Tuesday, December 24, 2024

All The Way Down - Dec 18 2024

 

All The Way Down

Dec 18 2024



Will it be hard truths

or soft illusions?


The first is a cold monastic cell

with one small slit

you can barely reach on tip-toe

letting in a glimpse of light.


The other is a penthouse suite,

looking down

through floor-to-ceiling glass

at the tops of clouds.

Where a 5-star chef

open bar

and plush king-sized bed

await your pleasure,

a discreet concierge

will cater to your every need.


But nothing in the middle?

No soft truths

as easy to live with

as any comforting belief,

yet as immutable

and universal

as the hard ones are?

Simple truths

you needn’t suffer for.


Unlike the penitent

in his ascetic cell

who can never be pure enough;

seeking forgiveness,

whipping himself

for sinful thoughts,

plunging day and night

into baths of ice

to demonstrate his piety

cool manly desire.

Who sleeps on a hard wooden board

in a corner of his cell,

one thin blanket

to keep him warm.


Welcome truths,

because life

with all its hardships

is beautiful all the same,

and reality

more than enough.

Because facts are facts,

and their certainty

as reassuring

as the ground you’re standing on.


While illusions are ephemeral.

The plush bed

that swallows you up

until there’s no escaping its clutch.

The cloud

that never clears;

just more cloud

all the way down

for as far as it goes.


There were lots of complicated thoughts filling my head I was tempted to wrestle into a poem. But then, skimming through some articles, I glimpsed the words hard truths, and immediately wondered why the truth is so often considered hard. Can’t truth be liberating, illuminating, even comforting? And what, if things are strictly binary, would be the opposite? Soft illusions, of course! Hard and soft seemed ripe for metaphor.

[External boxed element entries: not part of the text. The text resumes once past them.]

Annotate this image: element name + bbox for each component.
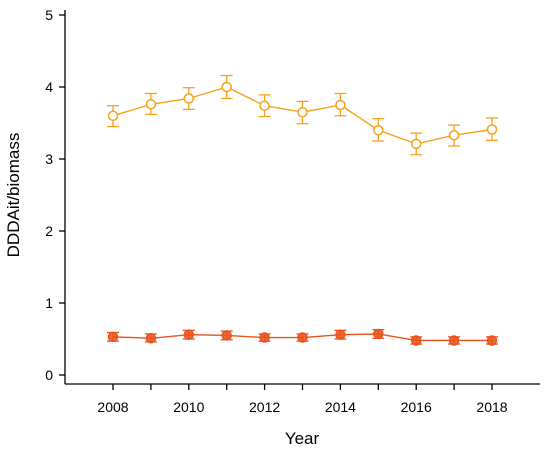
x-tick-label: 2014 [325, 399, 356, 415]
data-point [183, 329, 195, 340]
y-tick-label: 1 [45, 295, 53, 311]
y-tick-label: 0 [45, 367, 53, 383]
data-point [297, 106, 308, 118]
data-point [297, 332, 308, 343]
data-point [259, 100, 270, 111]
data-point [335, 99, 346, 111]
data-point [259, 332, 270, 343]
x-tick-label: 2010 [173, 399, 204, 415]
plot-area [107, 74, 498, 346]
data-point [486, 335, 498, 346]
data-point [373, 328, 384, 340]
series-2 [107, 328, 498, 346]
data-point [448, 129, 460, 141]
x-axis-label: Year [285, 429, 320, 448]
y-tick-label: 2 [45, 223, 53, 239]
data-point [107, 331, 119, 343]
data-point [145, 333, 157, 344]
series-1 [107, 74, 498, 156]
x-tick-label: 2016 [401, 399, 432, 415]
data-point [448, 335, 460, 346]
data-point [221, 81, 232, 93]
data-point [183, 93, 195, 104]
y-tick-label: 4 [45, 79, 53, 95]
y-tick-label: 3 [45, 151, 53, 167]
data-point [410, 335, 422, 346]
axes: 0 1 2 3 4 5 2008 2010 2012 2014 2016 2018 [45, 7, 540, 415]
x-tick-label: 2012 [249, 399, 280, 415]
y-tick-label: 5 [45, 7, 53, 23]
data-point [486, 124, 498, 135]
data-point [107, 110, 119, 122]
x-tick-label: 2018 [476, 399, 507, 415]
data-point [145, 99, 157, 110]
data-point [410, 138, 422, 150]
data-point [335, 329, 346, 340]
x-tick-label: 2008 [97, 399, 128, 415]
data-point [373, 124, 384, 136]
y-axis-label: DDDAit/biomass [4, 133, 23, 258]
data-point [221, 330, 232, 341]
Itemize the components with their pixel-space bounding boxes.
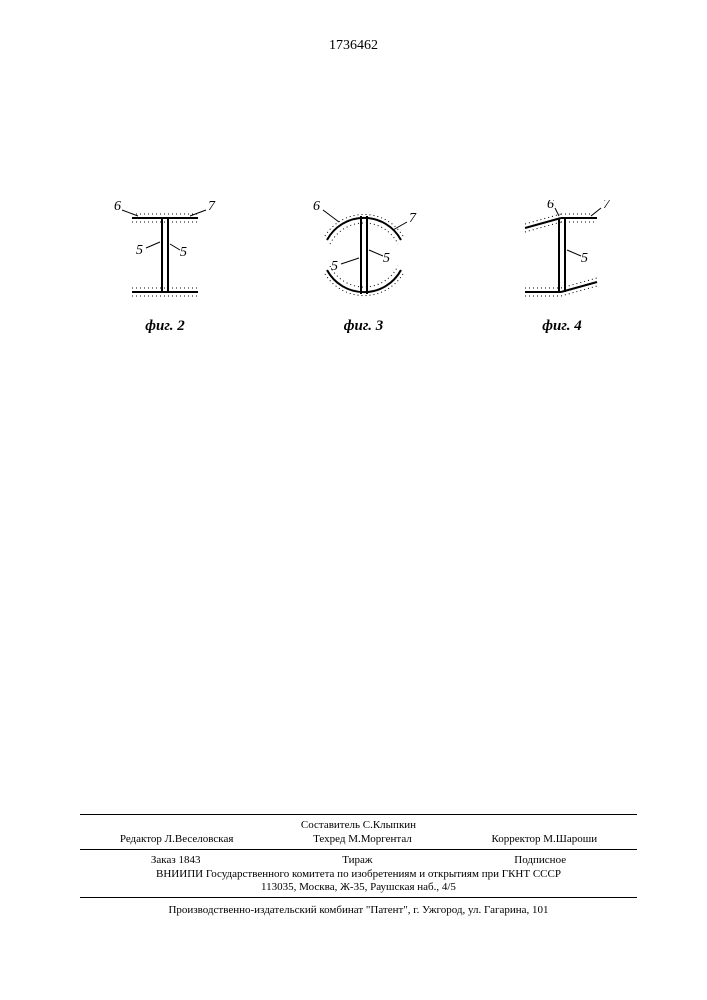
fig2-label-5l: 5: [136, 243, 143, 258]
editor-name: Л.Веселовская: [165, 833, 234, 845]
fig3-label-6: 6: [313, 200, 320, 214]
fig4-caption: фиг. 4: [542, 318, 581, 335]
order-num: 1843: [178, 854, 200, 866]
figure-2-block: 6 7 5 5 фиг. 2: [110, 200, 220, 335]
footer-address: 113035, Москва, Ж-35, Раушская наб., 4/5: [80, 881, 637, 893]
footer-press: Производственно-издательский комбинат "П…: [80, 904, 637, 916]
fig4-label-7: 7: [603, 200, 611, 212]
footer-rule-top: [80, 814, 637, 815]
fig4-label-6: 6: [547, 200, 554, 212]
order-label: Заказ: [151, 854, 176, 866]
fig2-label-7: 7: [208, 200, 216, 214]
fig2-label-5r: 5: [180, 245, 187, 260]
corrector-name: М.Шароши: [543, 833, 597, 845]
fig3-label-5r: 5: [383, 251, 390, 266]
fig4-label-5: 5: [581, 251, 588, 266]
compiler-label: Составитель: [301, 819, 360, 831]
figures-row: 6 7 5 5 фиг. 2 6 7: [110, 200, 617, 335]
footer-rule-mid: [80, 849, 637, 850]
footer-rule-bot: [80, 897, 637, 898]
subscription: Подписное: [514, 854, 566, 866]
fig2-label-6: 6: [114, 200, 121, 214]
page-number: 1736462: [329, 38, 378, 54]
techred-name: М.Моргентал: [348, 833, 412, 845]
figure-4-svg: 6 7 5: [507, 200, 617, 310]
editor-label: Редактор: [120, 833, 162, 845]
footer-editors-row: Редактор Л.Веселовская Техред М.Моргента…: [80, 833, 637, 845]
compiler-name: С.Клыпкин: [363, 819, 416, 831]
tirage: Тираж: [342, 854, 372, 866]
figure-4-block: 6 7 5 фиг. 4: [507, 200, 617, 335]
figure-3-block: 6 7 5 5 фиг. 3: [299, 200, 429, 335]
footer-order-row: Заказ 1843 Тираж Подписное: [80, 854, 637, 866]
footer-compiler-row: Составитель С.Клыпкин: [80, 819, 637, 831]
corrector-label: Корректор: [491, 833, 540, 845]
footer-block: Составитель С.Клыпкин Редактор Л.Веселов…: [80, 810, 637, 916]
fig2-caption: фиг. 2: [145, 318, 184, 335]
figure-2-svg: 6 7 5 5: [110, 200, 220, 310]
footer-org: ВНИИПИ Государственного комитета по изоб…: [80, 868, 637, 880]
techred-label: Техред: [313, 833, 345, 845]
fig3-label-7: 7: [409, 211, 417, 226]
fig3-label-5l: 5: [331, 259, 338, 274]
fig3-caption: фиг. 3: [344, 318, 383, 335]
figure-3-svg: 6 7 5 5: [299, 200, 429, 310]
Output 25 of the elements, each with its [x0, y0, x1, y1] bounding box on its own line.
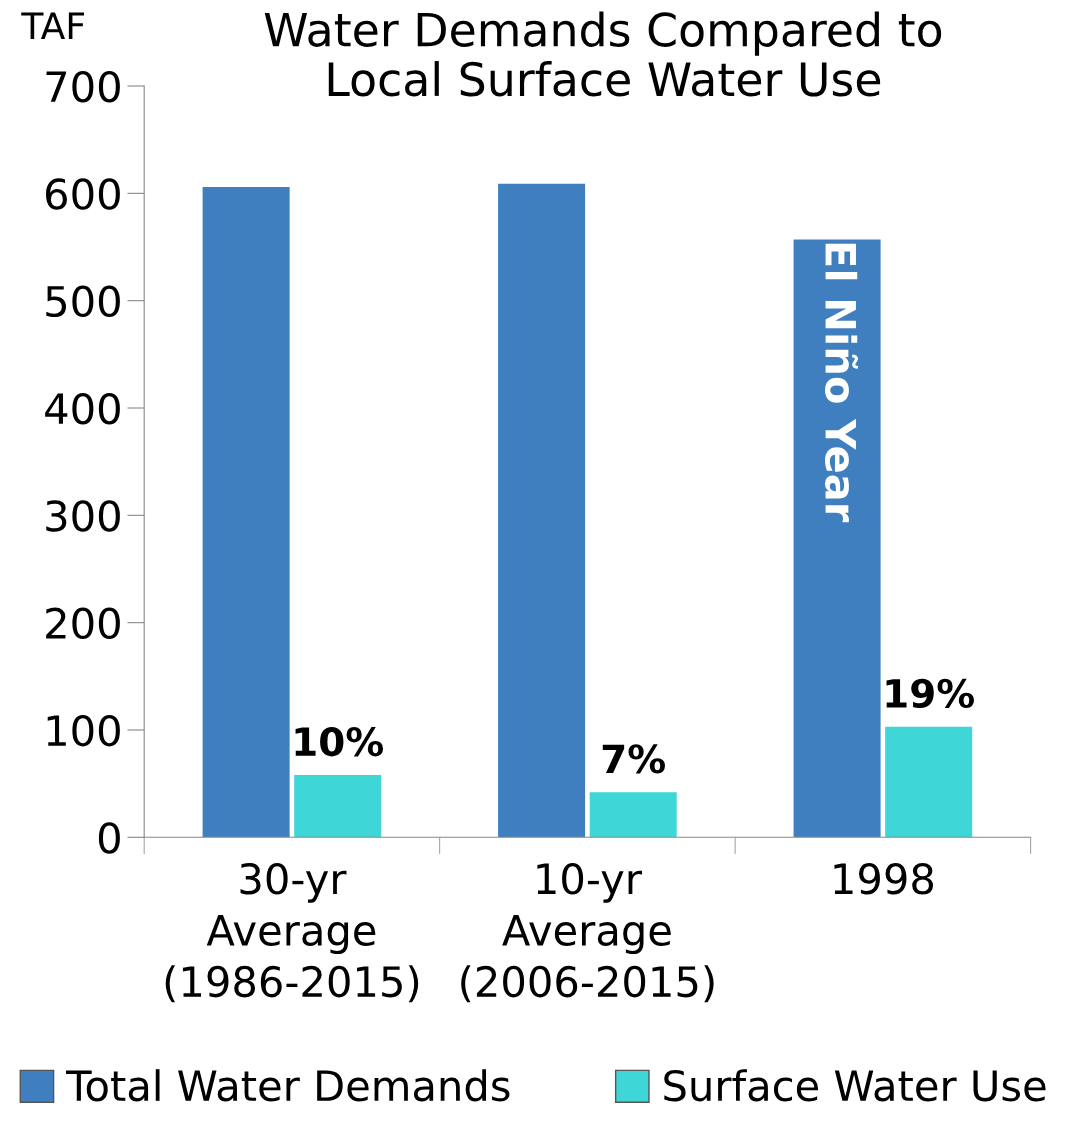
- y-tick-label: 300: [46, 500, 120, 532]
- bar: [202, 186, 290, 838]
- y-tick-label: 100: [47, 714, 120, 747]
- annotation: El Niño Year: [824, 243, 858, 523]
- legend-label: Total Water Demands: [65, 1069, 510, 1102]
- annotation: 10%: [295, 727, 384, 757]
- y-tick-label: 0: [98, 822, 120, 854]
- y-tick-label: 200: [46, 607, 120, 640]
- bar: [885, 726, 973, 838]
- bar: [589, 792, 677, 838]
- y-tick-label: 500: [46, 285, 120, 318]
- y-tick-label: 700: [46, 70, 120, 103]
- bar: [793, 239, 881, 838]
- x-tick-label: 10-yr Average (2006-2015): [461, 863, 714, 1003]
- bar: [294, 775, 382, 838]
- bar: [498, 183, 586, 838]
- legend-label: Surface Water Use: [664, 1069, 1046, 1102]
- annotation: 7%: [602, 744, 665, 774]
- annotation: 19%: [886, 678, 974, 709]
- x-tick-label: 30-yr Average (1986-2015): [165, 863, 419, 1003]
- chart-title: Water Demands Compared to Local Surface Water Use: [264, 11, 942, 97]
- y-tick-label: 400: [45, 392, 120, 425]
- y-tick-label: 600: [46, 178, 120, 210]
- y-axis-title: TAF: [21, 12, 84, 39]
- x-tick-label: 1998: [834, 863, 934, 895]
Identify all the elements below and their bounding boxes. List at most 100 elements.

It seems especially important to assert the there are immutable and universal truths in a time when everyone seems entitled to their own facts (such as climate change isn’t real); a time when shameless politicians feel free to either rewrite history, or simply cram it down some collective memory hole (such as Jan 6 2021 was not an insurrection and no one died).

But such thoughts came to me as I wrote, or after. In fact, all I had to begin with was this unexamined expression — hard truths — and a desire to riff on it, letting my stream of consciousness take me by the hand going who knows where. Most poems start like this: I rarely have any plan; no idea how they’ll end.